Ridiculous deliveries and one of the best moustaches in the game aside, should the Yankees consider moving him back to the bullpen role he occupied earlier in the season or keep him in the rotation? And, perhaps more importantly, is it worth knocking him out of the rotation in favor of guys returning from lengthy absences? I am inclined to think the Yankees will use him as a piggyback reliever while guys like Kluber and Germán ramp up to game speed again, but I can just as easily see him staying in the rotation.
Question #4: Can Chad Green and Jonathan Loaisiga handle their workload?
Prior to this season, Jonathan Loaisiga’s highest inning count was 31.2 in 2019 and Chad Green’s was 75.2 in 2018. With 37 games left on the schedule, Loaisiga and Green are currently sitting at 62.2 and 63.1 innings pitched, respectively. And for good reason: they’ve been the Yankees’ two most reliable relievers all season.
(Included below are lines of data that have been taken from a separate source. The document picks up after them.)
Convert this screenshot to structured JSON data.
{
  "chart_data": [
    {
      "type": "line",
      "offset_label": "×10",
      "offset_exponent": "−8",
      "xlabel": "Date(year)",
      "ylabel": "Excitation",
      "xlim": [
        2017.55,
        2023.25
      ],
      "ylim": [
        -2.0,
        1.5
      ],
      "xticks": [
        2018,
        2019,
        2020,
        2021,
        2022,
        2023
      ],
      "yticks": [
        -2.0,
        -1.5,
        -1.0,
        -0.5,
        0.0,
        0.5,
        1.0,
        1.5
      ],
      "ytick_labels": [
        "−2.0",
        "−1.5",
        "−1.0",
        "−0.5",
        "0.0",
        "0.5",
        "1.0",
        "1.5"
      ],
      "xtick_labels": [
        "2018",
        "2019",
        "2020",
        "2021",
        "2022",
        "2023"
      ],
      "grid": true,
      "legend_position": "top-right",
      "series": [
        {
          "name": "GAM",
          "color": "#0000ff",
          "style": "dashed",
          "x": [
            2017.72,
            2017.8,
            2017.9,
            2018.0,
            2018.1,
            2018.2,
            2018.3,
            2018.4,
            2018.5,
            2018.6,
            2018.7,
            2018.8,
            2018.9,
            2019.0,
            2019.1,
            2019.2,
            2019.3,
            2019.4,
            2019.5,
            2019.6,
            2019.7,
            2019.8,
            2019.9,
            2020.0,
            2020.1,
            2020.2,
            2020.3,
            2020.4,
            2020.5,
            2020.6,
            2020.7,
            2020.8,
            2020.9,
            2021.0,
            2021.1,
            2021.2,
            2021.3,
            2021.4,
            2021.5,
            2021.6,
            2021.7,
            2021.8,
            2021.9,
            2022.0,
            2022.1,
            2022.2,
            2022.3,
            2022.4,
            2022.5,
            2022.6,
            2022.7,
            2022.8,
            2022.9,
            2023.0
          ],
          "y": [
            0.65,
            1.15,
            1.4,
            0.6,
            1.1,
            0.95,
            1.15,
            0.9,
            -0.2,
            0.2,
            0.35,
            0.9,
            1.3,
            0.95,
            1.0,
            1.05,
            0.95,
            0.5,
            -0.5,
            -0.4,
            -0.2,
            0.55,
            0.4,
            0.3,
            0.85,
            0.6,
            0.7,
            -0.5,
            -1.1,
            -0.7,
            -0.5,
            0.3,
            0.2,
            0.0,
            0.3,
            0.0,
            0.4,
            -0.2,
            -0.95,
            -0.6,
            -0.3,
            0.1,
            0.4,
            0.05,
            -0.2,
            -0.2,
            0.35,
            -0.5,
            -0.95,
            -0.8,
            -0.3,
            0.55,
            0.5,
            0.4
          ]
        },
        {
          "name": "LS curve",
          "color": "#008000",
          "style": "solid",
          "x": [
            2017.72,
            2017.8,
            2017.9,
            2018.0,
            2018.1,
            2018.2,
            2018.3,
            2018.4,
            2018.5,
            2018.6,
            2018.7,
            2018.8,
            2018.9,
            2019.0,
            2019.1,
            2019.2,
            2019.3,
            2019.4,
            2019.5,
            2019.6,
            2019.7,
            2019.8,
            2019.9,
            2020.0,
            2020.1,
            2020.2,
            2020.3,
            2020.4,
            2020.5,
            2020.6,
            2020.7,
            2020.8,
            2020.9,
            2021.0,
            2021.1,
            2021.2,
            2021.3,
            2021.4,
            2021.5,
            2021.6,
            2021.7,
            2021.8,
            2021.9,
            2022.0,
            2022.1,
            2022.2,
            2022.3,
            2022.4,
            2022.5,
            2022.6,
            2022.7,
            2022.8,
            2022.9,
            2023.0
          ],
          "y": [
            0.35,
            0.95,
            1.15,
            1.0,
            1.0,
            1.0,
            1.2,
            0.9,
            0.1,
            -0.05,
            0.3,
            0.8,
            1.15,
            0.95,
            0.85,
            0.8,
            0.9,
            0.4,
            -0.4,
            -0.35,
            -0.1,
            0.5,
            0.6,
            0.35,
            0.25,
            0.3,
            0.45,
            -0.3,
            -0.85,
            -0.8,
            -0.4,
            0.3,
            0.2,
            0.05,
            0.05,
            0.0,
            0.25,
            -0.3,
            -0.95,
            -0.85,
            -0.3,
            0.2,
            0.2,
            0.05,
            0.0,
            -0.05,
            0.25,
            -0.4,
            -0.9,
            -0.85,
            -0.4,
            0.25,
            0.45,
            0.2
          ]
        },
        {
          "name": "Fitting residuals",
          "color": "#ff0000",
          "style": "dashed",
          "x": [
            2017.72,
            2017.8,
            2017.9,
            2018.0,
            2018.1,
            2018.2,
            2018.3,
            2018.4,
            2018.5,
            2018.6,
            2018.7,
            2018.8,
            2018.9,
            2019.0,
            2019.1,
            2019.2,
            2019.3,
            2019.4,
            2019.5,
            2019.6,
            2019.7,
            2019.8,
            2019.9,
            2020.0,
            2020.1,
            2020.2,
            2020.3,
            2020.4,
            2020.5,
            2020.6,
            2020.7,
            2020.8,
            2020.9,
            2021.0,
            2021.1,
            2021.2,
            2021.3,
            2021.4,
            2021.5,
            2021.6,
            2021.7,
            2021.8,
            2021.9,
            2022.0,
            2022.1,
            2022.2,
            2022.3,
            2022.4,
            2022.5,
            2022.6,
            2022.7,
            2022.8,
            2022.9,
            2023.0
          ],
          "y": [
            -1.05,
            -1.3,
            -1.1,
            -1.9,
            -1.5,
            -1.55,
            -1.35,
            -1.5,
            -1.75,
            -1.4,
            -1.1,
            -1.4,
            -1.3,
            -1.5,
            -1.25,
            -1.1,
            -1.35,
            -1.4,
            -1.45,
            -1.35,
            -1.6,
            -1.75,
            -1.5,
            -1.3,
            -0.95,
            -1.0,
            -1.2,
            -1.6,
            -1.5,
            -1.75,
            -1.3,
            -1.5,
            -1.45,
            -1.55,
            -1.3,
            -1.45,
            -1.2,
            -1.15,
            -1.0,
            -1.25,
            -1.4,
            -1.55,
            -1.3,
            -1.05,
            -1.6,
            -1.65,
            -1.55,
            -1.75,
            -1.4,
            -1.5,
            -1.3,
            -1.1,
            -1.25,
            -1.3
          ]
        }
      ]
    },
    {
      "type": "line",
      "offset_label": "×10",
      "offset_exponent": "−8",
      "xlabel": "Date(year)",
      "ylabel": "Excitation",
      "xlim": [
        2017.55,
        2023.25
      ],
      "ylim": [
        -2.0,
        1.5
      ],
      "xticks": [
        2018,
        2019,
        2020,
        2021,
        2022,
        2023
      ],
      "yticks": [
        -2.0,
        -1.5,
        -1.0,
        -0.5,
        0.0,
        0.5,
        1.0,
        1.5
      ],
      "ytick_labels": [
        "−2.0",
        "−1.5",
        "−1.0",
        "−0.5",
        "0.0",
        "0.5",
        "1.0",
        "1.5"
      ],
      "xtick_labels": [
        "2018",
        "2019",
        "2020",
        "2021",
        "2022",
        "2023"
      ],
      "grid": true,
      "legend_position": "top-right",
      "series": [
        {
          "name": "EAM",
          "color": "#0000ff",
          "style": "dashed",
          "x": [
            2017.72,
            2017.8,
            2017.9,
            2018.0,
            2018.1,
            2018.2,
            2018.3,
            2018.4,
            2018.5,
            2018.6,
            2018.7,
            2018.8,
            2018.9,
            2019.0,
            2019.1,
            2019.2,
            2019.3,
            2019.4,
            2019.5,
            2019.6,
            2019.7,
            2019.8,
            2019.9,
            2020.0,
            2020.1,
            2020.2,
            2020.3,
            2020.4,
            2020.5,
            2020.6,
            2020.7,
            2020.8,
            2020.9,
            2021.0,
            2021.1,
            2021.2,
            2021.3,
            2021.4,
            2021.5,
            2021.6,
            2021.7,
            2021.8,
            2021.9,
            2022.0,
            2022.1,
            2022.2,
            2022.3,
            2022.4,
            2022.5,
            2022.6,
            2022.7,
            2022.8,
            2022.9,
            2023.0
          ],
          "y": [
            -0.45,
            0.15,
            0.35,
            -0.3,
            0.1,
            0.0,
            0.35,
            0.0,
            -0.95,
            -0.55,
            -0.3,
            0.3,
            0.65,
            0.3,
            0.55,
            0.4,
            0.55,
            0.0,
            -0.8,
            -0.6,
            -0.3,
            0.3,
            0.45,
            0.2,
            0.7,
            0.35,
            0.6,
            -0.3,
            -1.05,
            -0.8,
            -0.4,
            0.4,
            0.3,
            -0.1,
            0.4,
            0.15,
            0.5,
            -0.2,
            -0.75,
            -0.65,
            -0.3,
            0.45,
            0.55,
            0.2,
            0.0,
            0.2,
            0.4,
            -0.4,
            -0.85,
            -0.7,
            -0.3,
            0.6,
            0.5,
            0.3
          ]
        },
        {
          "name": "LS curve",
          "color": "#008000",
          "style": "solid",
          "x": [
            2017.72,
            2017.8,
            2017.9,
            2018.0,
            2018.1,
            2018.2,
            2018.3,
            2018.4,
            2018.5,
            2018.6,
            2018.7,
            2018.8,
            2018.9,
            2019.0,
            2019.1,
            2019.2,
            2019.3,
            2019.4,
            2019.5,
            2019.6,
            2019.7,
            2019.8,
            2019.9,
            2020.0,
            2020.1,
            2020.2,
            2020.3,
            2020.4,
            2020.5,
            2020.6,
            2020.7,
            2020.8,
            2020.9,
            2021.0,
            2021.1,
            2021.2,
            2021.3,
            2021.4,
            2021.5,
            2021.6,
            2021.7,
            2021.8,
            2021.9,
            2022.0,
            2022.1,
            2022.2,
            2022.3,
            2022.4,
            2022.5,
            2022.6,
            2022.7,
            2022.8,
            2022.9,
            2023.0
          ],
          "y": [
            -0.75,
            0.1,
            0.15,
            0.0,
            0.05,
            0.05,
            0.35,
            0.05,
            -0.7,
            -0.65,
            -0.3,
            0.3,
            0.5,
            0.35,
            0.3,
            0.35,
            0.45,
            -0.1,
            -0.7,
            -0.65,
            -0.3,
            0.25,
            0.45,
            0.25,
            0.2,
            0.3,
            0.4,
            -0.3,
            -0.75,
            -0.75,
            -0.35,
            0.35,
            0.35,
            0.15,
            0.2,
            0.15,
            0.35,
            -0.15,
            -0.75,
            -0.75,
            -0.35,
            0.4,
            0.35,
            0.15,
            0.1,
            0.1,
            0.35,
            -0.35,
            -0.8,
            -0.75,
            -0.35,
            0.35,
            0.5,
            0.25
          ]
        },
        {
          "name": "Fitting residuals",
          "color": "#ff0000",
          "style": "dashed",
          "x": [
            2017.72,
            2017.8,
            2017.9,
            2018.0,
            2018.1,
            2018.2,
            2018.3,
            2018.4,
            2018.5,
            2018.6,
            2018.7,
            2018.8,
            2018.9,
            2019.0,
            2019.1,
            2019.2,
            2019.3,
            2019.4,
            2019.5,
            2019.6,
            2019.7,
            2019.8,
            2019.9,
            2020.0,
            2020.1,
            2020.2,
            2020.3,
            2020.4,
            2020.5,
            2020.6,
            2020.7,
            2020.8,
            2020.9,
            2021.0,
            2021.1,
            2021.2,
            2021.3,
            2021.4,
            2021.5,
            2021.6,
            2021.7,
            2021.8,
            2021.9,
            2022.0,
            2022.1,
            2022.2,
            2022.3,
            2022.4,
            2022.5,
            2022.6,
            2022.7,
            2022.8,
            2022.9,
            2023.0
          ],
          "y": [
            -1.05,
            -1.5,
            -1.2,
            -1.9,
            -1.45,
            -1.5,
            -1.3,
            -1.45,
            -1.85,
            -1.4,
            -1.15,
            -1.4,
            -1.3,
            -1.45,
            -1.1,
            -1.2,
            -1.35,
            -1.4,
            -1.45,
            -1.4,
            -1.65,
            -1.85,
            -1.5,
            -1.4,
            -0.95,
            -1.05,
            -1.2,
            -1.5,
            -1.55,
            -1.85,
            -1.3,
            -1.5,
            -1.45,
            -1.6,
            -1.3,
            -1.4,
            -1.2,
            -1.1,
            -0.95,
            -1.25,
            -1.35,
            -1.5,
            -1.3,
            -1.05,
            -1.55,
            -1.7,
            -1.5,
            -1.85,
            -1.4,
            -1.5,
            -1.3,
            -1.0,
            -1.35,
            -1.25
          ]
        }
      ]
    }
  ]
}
While both Loaisiga and Green started their careers as starters, the rash of injuries to both starters and relievers has led Aaron Boone to rely on them perhaps a little more than he would have liked. Given that they are both high velocity arms pitching in high leverage situations, how will they hold up as the season comes to its close? Are they going to continue to be able to pitch at a high level, or will they be gassed by time the postseason gets here?
These are only four of the major questions facing the Yankees pitching staff, and I barely even got to talk about Heaney’s performances, Severino’s potential return, Luetge’s missing curveball, and Chapman returning to dominant form before his elbow injury.
Despite a rocky start to the year, the Yankees somehow find themselves in excellent shape, currently leading the Wild Card standings and within striking distance of the division title, and the Yankees’ pitching staff is the reason for a lot of their success. Still, though, the team has more question marks surrounding it than you’d like to see this time of year.
Same deal as yesterday: let me know what your answers would be to the above questions as the Yankees get ready for one last playoff push.